Your output should look like the one below.

 1) "_ts:driver_hourly_stats"
 2) "\b\xd0\xa4\xb5\xa5\x06"
 3) "a`\xe3\xda"
 4) "5\xf20Q?"
 5) "\xfa^X\xad"
 6) "5\x83\x7f\xcb>"
Fetch feature vectors for inference
At inference time, you can read the latest feature values for different drivers from the online feature store using get_online_features().

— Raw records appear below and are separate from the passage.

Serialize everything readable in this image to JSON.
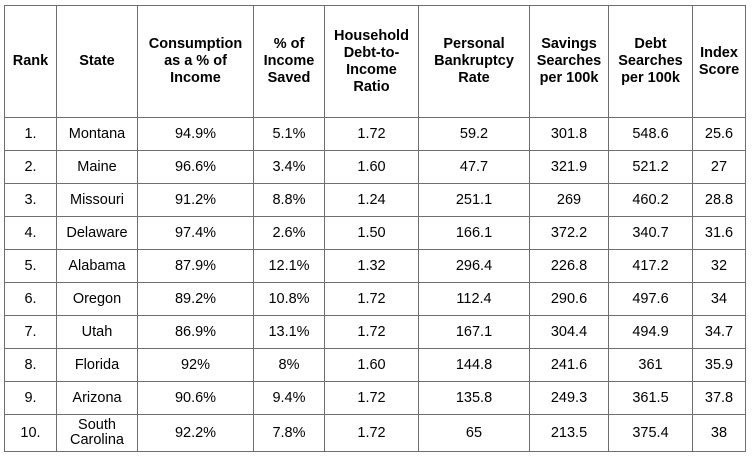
{
  "table": {
    "headers": [
      "Rank",
      "State",
      "Consumption as a % of Income",
      "% of Income Saved",
      "Household Debt-to-Income Ratio",
      "Personal Bankruptcy Rate",
      "Savings Searches per 100k",
      "Debt Searches per 100k",
      "Index Score"
    ],
    "rows": [
      [
        "1.",
        "Montana",
        "94.9%",
        "5.1%",
        "1.72",
        "59.2",
        "301.8",
        "548.6",
        "25.6"
      ],
      [
        "2.",
        "Maine",
        "96.6%",
        "3.4%",
        "1.60",
        "47.7",
        "321.9",
        "521.2",
        "27"
      ],
      [
        "3.",
        "Missouri",
        "91.2%",
        "8.8%",
        "1.24",
        "251.1",
        "269",
        "460.2",
        "28.8"
      ],
      [
        "4.",
        "Delaware",
        "97.4%",
        "2.6%",
        "1.50",
        "166.1",
        "372.2",
        "340.7",
        "31.6"
      ],
      [
        "5.",
        "Alabama",
        "87.9%",
        "12.1%",
        "1.32",
        "296.4",
        "226.8",
        "417.2",
        "32"
      ],
      [
        "6.",
        "Oregon",
        "89.2%",
        "10.8%",
        "1.72",
        "112.4",
        "290.6",
        "497.6",
        "34"
      ],
      [
        "7.",
        "Utah",
        "86.9%",
        "13.1%",
        "1.72",
        "167.1",
        "304.4",
        "494.9",
        "34.7"
      ],
      [
        "8.",
        "Florida",
        "92%",
        "8%",
        "1.60",
        "144.8",
        "241.6",
        "361",
        "35.9"
      ],
      [
        "9.",
        "Arizona",
        "90.6%",
        "9.4%",
        "1.72",
        "135.8",
        "249.3",
        "361.5",
        "37.8"
      ],
      [
        "10.",
        "South Carolina",
        "92.2%",
        "7.8%",
        "1.72",
        "65",
        "213.5",
        "375.4",
        "38"
      ]
    ]
  }
}
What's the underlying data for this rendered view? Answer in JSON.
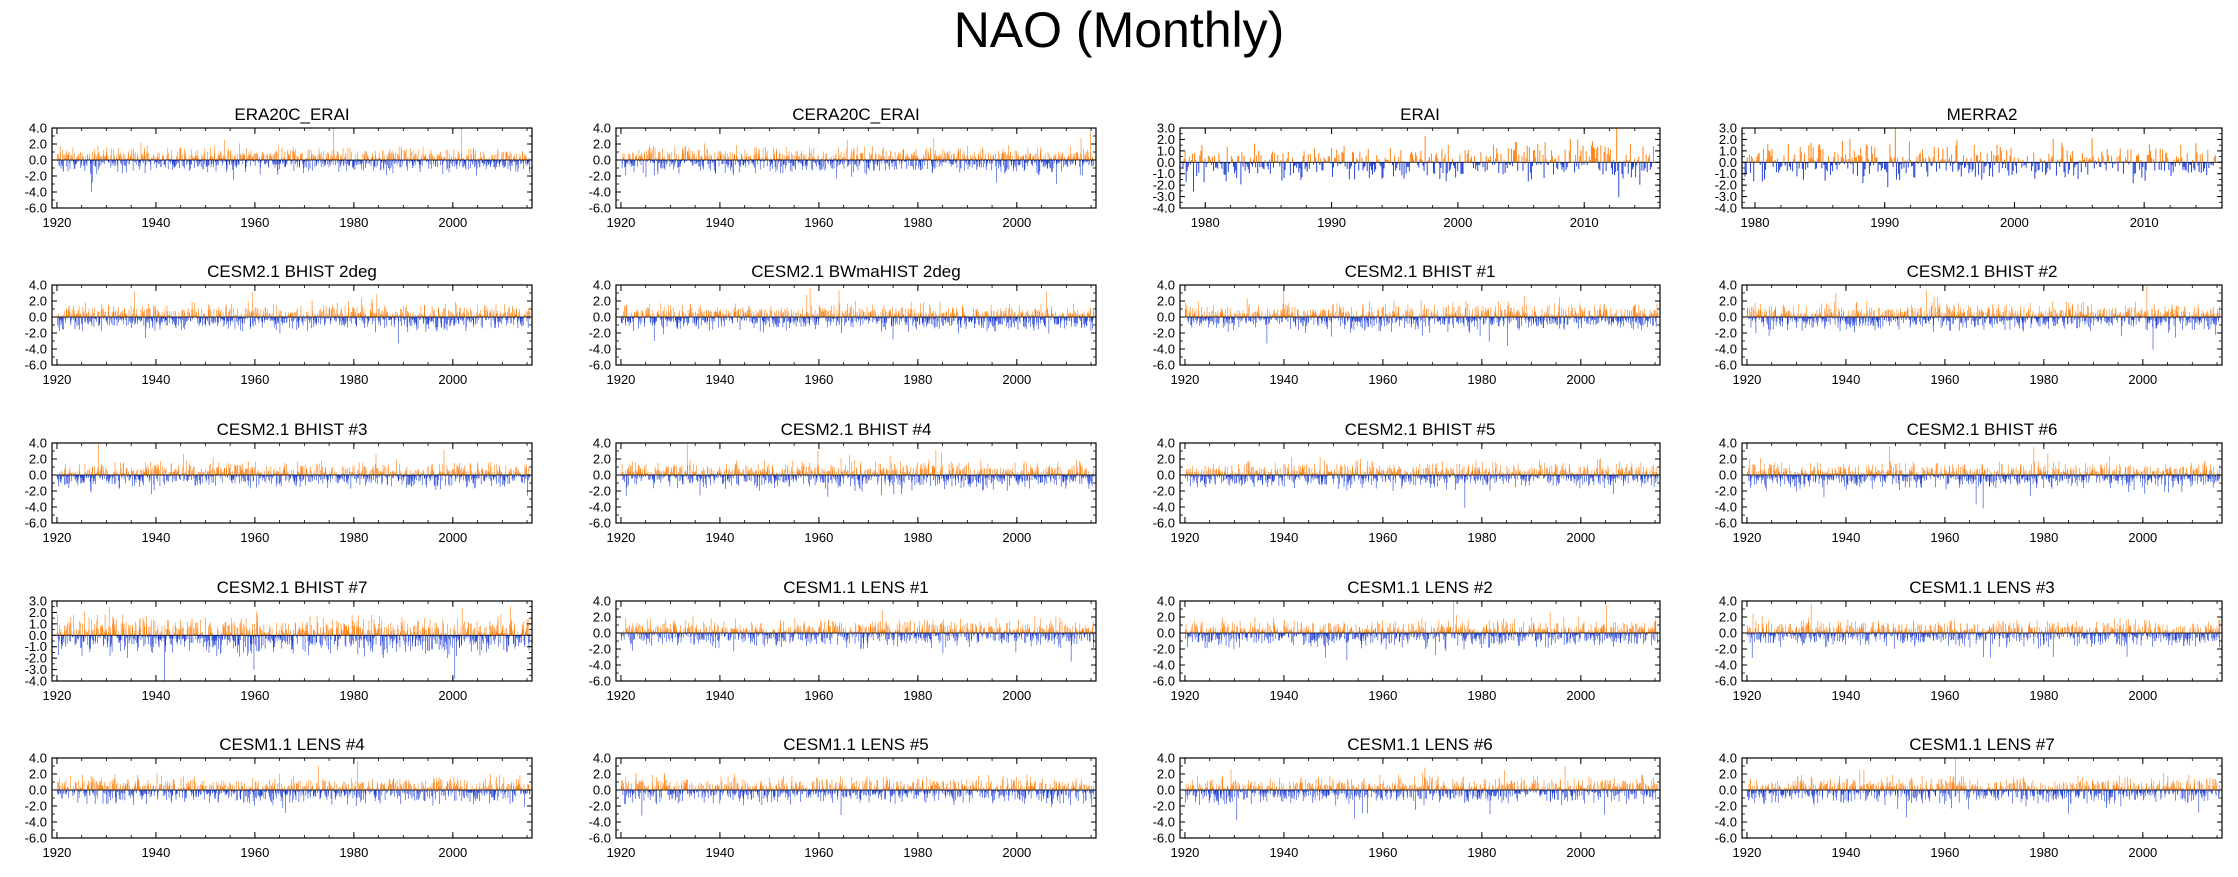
{
  "title": "NAO (Monthly)",
  "colors": {
    "positive": "#ff7f0e",
    "negative": "#1f3fd6",
    "axis": "#000000"
  },
  "chart_data": [
    {
      "title": "ERA20C_ERAI",
      "type": "bar",
      "xlim": [
        1919,
        2016
      ],
      "ylim": [
        -6,
        4
      ],
      "yticks": [
        "4.0",
        "2.0",
        "0.0",
        "-2.0",
        "-4.0",
        "-6.0"
      ],
      "xticks": [
        "1920",
        "1940",
        "1960",
        "1980",
        "2000"
      ],
      "seed": 11,
      "series": "generated monthly NAO index"
    },
    {
      "title": "CERA20C_ERAI",
      "type": "bar",
      "xlim": [
        1919,
        2016
      ],
      "ylim": [
        -6,
        4
      ],
      "yticks": [
        "4.0",
        "2.0",
        "0.0",
        "-2.0",
        "-4.0",
        "-6.0"
      ],
      "xticks": [
        "1920",
        "1940",
        "1960",
        "1980",
        "2000"
      ],
      "seed": 12
    },
    {
      "title": "ERAI",
      "type": "bar",
      "xlim": [
        1978,
        2016
      ],
      "ylim": [
        -4,
        3
      ],
      "yticks": [
        "3.0",
        "2.0",
        "1.0",
        "0.0",
        "-1.0",
        "-2.0",
        "-3.0",
        "-4.0"
      ],
      "xticks": [
        "1980",
        "1990",
        "2000",
        "2010"
      ],
      "seed": 13
    },
    {
      "title": "MERRA2",
      "type": "bar",
      "xlim": [
        1979,
        2016
      ],
      "ylim": [
        -4,
        3
      ],
      "yticks": [
        "3.0",
        "2.0",
        "1.0",
        "0.0",
        "-1.0",
        "-2.0",
        "-3.0",
        "-4.0"
      ],
      "xticks": [
        "1980",
        "1990",
        "2000",
        "2010"
      ],
      "seed": 14
    },
    {
      "title": "CESM2.1 BHIST 2deg",
      "type": "bar",
      "xlim": [
        1919,
        2016
      ],
      "ylim": [
        -6,
        4
      ],
      "yticks": [
        "4.0",
        "2.0",
        "0.0",
        "-2.0",
        "-4.0",
        "-6.0"
      ],
      "xticks": [
        "1920",
        "1940",
        "1960",
        "1980",
        "2000"
      ],
      "seed": 21
    },
    {
      "title": "CESM2.1 BWmaHIST 2deg",
      "type": "bar",
      "xlim": [
        1919,
        2016
      ],
      "ylim": [
        -6,
        4
      ],
      "yticks": [
        "4.0",
        "2.0",
        "0.0",
        "-2.0",
        "-4.0",
        "-6.0"
      ],
      "xticks": [
        "1920",
        "1940",
        "1960",
        "1980",
        "2000"
      ],
      "seed": 22
    },
    {
      "title": "CESM2.1 BHIST #1",
      "type": "bar",
      "xlim": [
        1919,
        2016
      ],
      "ylim": [
        -6,
        4
      ],
      "yticks": [
        "4.0",
        "2.0",
        "0.0",
        "-2.0",
        "-4.0",
        "-6.0"
      ],
      "xticks": [
        "1920",
        "1940",
        "1960",
        "1980",
        "2000"
      ],
      "seed": 23
    },
    {
      "title": "CESM2.1 BHIST #2",
      "type": "bar",
      "xlim": [
        1919,
        2016
      ],
      "ylim": [
        -6,
        4
      ],
      "yticks": [
        "4.0",
        "2.0",
        "0.0",
        "-2.0",
        "-4.0",
        "-6.0"
      ],
      "xticks": [
        "1920",
        "1940",
        "1960",
        "1980",
        "2000"
      ],
      "seed": 24
    },
    {
      "title": "CESM2.1 BHIST #3",
      "type": "bar",
      "xlim": [
        1919,
        2016
      ],
      "ylim": [
        -6,
        4
      ],
      "yticks": [
        "4.0",
        "2.0",
        "0.0",
        "-2.0",
        "-4.0",
        "-6.0"
      ],
      "xticks": [
        "1920",
        "1940",
        "1960",
        "1980",
        "2000"
      ],
      "seed": 31
    },
    {
      "title": "CESM2.1 BHIST #4",
      "type": "bar",
      "xlim": [
        1919,
        2016
      ],
      "ylim": [
        -6,
        4
      ],
      "yticks": [
        "4.0",
        "2.0",
        "0.0",
        "-2.0",
        "-4.0",
        "-6.0"
      ],
      "xticks": [
        "1920",
        "1940",
        "1960",
        "1980",
        "2000"
      ],
      "seed": 32
    },
    {
      "title": "CESM2.1 BHIST #5",
      "type": "bar",
      "xlim": [
        1919,
        2016
      ],
      "ylim": [
        -6,
        4
      ],
      "yticks": [
        "4.0",
        "2.0",
        "0.0",
        "-2.0",
        "-4.0",
        "-6.0"
      ],
      "xticks": [
        "1920",
        "1940",
        "1960",
        "1980",
        "2000"
      ],
      "seed": 33
    },
    {
      "title": "CESM2.1 BHIST #6",
      "type": "bar",
      "xlim": [
        1919,
        2016
      ],
      "ylim": [
        -6,
        4
      ],
      "yticks": [
        "4.0",
        "2.0",
        "0.0",
        "-2.0",
        "-4.0",
        "-6.0"
      ],
      "xticks": [
        "1920",
        "1940",
        "1960",
        "1980",
        "2000"
      ],
      "seed": 34
    },
    {
      "title": "CESM2.1 BHIST #7",
      "type": "bar",
      "xlim": [
        1919,
        2016
      ],
      "ylim": [
        -4,
        3
      ],
      "yticks": [
        "3.0",
        "2.0",
        "1.0",
        "0.0",
        "-1.0",
        "-2.0",
        "-3.0",
        "-4.0"
      ],
      "xticks": [
        "1920",
        "1940",
        "1960",
        "1980",
        "2000"
      ],
      "seed": 41
    },
    {
      "title": "CESM1.1 LENS #1",
      "type": "bar",
      "xlim": [
        1919,
        2016
      ],
      "ylim": [
        -6,
        4
      ],
      "yticks": [
        "4.0",
        "2.0",
        "0.0",
        "-2.0",
        "-4.0",
        "-6.0"
      ],
      "xticks": [
        "1920",
        "1940",
        "1960",
        "1980",
        "2000"
      ],
      "seed": 42
    },
    {
      "title": "CESM1.1 LENS #2",
      "type": "bar",
      "xlim": [
        1919,
        2016
      ],
      "ylim": [
        -6,
        4
      ],
      "yticks": [
        "4.0",
        "2.0",
        "0.0",
        "-2.0",
        "-4.0",
        "-6.0"
      ],
      "xticks": [
        "1920",
        "1940",
        "1960",
        "1980",
        "2000"
      ],
      "seed": 43
    },
    {
      "title": "CESM1.1 LENS #3",
      "type": "bar",
      "xlim": [
        1919,
        2016
      ],
      "ylim": [
        -6,
        4
      ],
      "yticks": [
        "4.0",
        "2.0",
        "0.0",
        "-2.0",
        "-4.0",
        "-6.0"
      ],
      "xticks": [
        "1920",
        "1940",
        "1960",
        "1980",
        "2000"
      ],
      "seed": 44
    },
    {
      "title": "CESM1.1 LENS #4",
      "type": "bar",
      "xlim": [
        1919,
        2016
      ],
      "ylim": [
        -6,
        4
      ],
      "yticks": [
        "4.0",
        "2.0",
        "0.0",
        "-2.0",
        "-4.0",
        "-6.0"
      ],
      "xticks": [
        "1920",
        "1940",
        "1960",
        "1980",
        "2000"
      ],
      "seed": 51
    },
    {
      "title": "CESM1.1 LENS #5",
      "type": "bar",
      "xlim": [
        1919,
        2016
      ],
      "ylim": [
        -6,
        4
      ],
      "yticks": [
        "4.0",
        "2.0",
        "0.0",
        "-2.0",
        "-4.0",
        "-6.0"
      ],
      "xticks": [
        "1920",
        "1940",
        "1960",
        "1980",
        "2000"
      ],
      "seed": 52
    },
    {
      "title": "CESM1.1 LENS #6",
      "type": "bar",
      "xlim": [
        1919,
        2016
      ],
      "ylim": [
        -6,
        4
      ],
      "yticks": [
        "4.0",
        "2.0",
        "0.0",
        "-2.0",
        "-4.0",
        "-6.0"
      ],
      "xticks": [
        "1920",
        "1940",
        "1960",
        "1980",
        "2000"
      ],
      "seed": 53
    },
    {
      "title": "CESM1.1 LENS #7",
      "type": "bar",
      "xlim": [
        1919,
        2016
      ],
      "ylim": [
        -6,
        4
      ],
      "yticks": [
        "4.0",
        "2.0",
        "0.0",
        "-2.0",
        "-4.0",
        "-6.0"
      ],
      "xticks": [
        "1920",
        "1940",
        "1960",
        "1980",
        "2000"
      ],
      "seed": 54
    }
  ]
}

In this section, fetch feature vectors for inference as described below.

1.Create a new fetch_feature_vectors.py file.

$ nano `fetch_feature_vectors.py`
2.Add the following code to the file.

 from pprint import pprint
 from feast import FeatureStore

 store = FeatureStore(repo_path=".")

 feature_vector = store.get_online_features(
     features=[
         "driver_hourly_stats:conv_rate",
         "driver_hourly_stats:acc_rate",
         "driver_hourly_stats:avg_daily_trips",
     ],
     entity_rows=[
         # {join_key: entity_value}
         {"driver_id": 1004},
         {"driver_id": 1005},
     ],
 ).to_dict()

 pprint(feature_vector)
Save and close the file.

3.Fetch feature vectors, run:

$ python3 fetch_feature_vectors.py
Your output should look like the one below.

 {
     'acc_rate': [0.1056235060095787, 0.7656288146972656],
     'avg_daily_trips': [521, 45],
     'conv_rate': [0.24400927126407623, 0.48361605405807495],
     'driver_id': [1004, 1005]
 }
Conclusion
In this article, you used Feast for feature retrieval, and discovered why Redis is a good fit using a Vultr Managed Database for Redis as the online store.